Expressionism and Music: A "New Music" Approach and Musical Modernism in the First Half of the 20th Century around the Second Viennese School


Ozkisi Z. G.

TURKISH JOURNAL OF SOCIOLOGY-SOSYOLOJI DERGISI, cilt.37, ss.143-156, 2017 (ESCI) identifier

Özet

Consciousness, which is included in trends under the scope of modernism, is less prominent in music than in other art disciplines. Either finding the trends under the heading of modernism, together with the common ideal of modernism, first by what distinguishes them from one another in terms of their artistic forms of production and attitudes and to an excessive degree through music as well as the plastic arts and literature-based developments, or classifying composers and their works in the framework of these trends (explaining the literary of structural and stylistic elements related to it or through a language that belongs to other disciplines by escaping the environment of music's own distinctly abstract language) is more complex than in other art disciplines.

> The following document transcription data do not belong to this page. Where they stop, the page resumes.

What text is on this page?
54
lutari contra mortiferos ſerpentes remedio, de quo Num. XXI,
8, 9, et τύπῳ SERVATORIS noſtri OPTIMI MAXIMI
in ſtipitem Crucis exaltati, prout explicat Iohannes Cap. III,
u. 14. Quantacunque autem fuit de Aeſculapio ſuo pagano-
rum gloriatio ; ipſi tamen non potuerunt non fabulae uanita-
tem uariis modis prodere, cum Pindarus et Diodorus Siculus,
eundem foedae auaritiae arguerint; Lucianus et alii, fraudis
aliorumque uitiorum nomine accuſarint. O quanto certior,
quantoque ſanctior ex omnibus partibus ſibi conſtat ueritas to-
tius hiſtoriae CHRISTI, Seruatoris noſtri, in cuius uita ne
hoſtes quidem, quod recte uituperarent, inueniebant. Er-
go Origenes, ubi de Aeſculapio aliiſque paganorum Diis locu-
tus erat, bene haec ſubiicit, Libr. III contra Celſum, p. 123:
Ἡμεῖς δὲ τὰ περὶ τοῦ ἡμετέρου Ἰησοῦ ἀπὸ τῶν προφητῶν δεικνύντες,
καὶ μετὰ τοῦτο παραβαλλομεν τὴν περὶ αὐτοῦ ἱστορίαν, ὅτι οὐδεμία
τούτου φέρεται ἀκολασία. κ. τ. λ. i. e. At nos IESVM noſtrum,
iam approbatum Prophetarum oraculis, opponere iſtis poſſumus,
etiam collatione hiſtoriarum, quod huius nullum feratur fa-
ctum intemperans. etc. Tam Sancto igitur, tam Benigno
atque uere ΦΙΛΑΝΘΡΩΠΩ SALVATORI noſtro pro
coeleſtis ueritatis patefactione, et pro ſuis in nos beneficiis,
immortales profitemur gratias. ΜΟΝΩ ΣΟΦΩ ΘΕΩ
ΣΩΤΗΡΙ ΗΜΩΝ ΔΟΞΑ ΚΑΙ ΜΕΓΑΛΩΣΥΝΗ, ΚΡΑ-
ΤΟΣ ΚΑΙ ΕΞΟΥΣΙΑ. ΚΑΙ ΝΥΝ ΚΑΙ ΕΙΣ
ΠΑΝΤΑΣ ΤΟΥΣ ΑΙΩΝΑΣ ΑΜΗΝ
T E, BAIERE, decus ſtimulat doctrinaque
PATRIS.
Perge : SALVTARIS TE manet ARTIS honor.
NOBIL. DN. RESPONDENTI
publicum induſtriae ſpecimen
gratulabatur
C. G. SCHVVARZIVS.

Since its beginning as an art discipline directed towards "abstraction", music's housing of the element related to a small number of different disciplines apart from stage performance and in particular its instrumental forms that consist of pure sound and time (in that it doesn't particularly contain literary text; i.e., it consists of only rhythm and sound elements), has made it difficult for these trends to be included. Because of this and similar special-to-itself technical conditions, modernism in music began to be experienced and understood a little later than in other artistic trends. And when the subject is the relationship of Expressionism and music, together with the difficulty of describing Expressionist elements in terms of form, some general and special stylistic qualities with common structures become available. As such, some general observations can be made regarding Expressionism's stylistic appearances in a variety of musical elements, and these also relate to the Expressionist features in paintings and literature.